Public confusion is not surprising. Political literacy is generally not high in Canadian school curricula. Right-wing politicians like Pierre Poilievre absurdly try to equate fascism and socialism, ignoring the former’s functional relationship with capitalism. Neofascists who do not identify as such often call their opponents “Nazis” or “fascists.” They shout about liberty and free speech. But they weaponize these concepts to intimidate their opponents, and to paralyze or undermine institutions—from town councils to courts and parliaments—that at their best support individual rights, society’s diversity, and shared wellbeing.
To be sure, Western democracies have themselves used Nazi-like tactics against colonized people in Algeria, Vietnam, Palestine and elsewhere, including active US support for Pinochet’s coup.
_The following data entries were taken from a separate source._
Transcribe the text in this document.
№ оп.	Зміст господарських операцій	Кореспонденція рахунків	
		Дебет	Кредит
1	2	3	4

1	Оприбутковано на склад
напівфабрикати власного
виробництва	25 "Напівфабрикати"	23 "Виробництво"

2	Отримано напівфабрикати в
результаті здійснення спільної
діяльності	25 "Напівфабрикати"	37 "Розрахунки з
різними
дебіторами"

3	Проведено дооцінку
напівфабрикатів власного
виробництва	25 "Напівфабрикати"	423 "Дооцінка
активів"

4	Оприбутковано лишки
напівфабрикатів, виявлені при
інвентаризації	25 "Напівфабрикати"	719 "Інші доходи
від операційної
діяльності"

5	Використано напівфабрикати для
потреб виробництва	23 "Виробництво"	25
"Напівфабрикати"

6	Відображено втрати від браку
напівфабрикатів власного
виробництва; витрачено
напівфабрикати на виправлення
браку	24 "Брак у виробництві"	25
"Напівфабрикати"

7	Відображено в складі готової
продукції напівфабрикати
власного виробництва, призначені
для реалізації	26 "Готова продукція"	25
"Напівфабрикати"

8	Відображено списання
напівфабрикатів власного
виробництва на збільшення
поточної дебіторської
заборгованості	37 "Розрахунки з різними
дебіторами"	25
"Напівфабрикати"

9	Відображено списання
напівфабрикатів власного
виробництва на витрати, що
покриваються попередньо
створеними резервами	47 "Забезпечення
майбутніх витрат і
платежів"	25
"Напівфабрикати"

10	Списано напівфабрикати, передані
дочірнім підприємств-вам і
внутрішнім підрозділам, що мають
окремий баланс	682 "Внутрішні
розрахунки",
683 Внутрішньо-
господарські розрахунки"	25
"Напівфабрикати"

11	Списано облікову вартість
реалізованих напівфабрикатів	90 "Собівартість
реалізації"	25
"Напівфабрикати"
History is teaching us that a return to liberal democratic normality marinated in neoliberalism has passed its best-before date. “There has to be a decisive shift toward a robust welfare state with revived public social services, public goods, and high employment,” argues Patniak, “precisely the policies that the hegemony of global finance has thwarted.” Monbiot and Hutchison call for participatory and deliberative democracy, embedded in a new and hopeful political narrative. In their recent election, the French provided a live example of a broad anti-fascist coalition, the New Popular Front, to stave off the threat, for now.
To honour the sacrifices of the World War II generation, and the innocent victims of war, including the mothers of the Atacama, we need to educate ourselves about fascism—what it is, and how to defeat it.
Parts of this article were published in the Powell River Peak, November 4, 2024.
Robert Hackett is a retired professor of communication at Simon Fraser University and co-author of Journalism and Climate Crisis.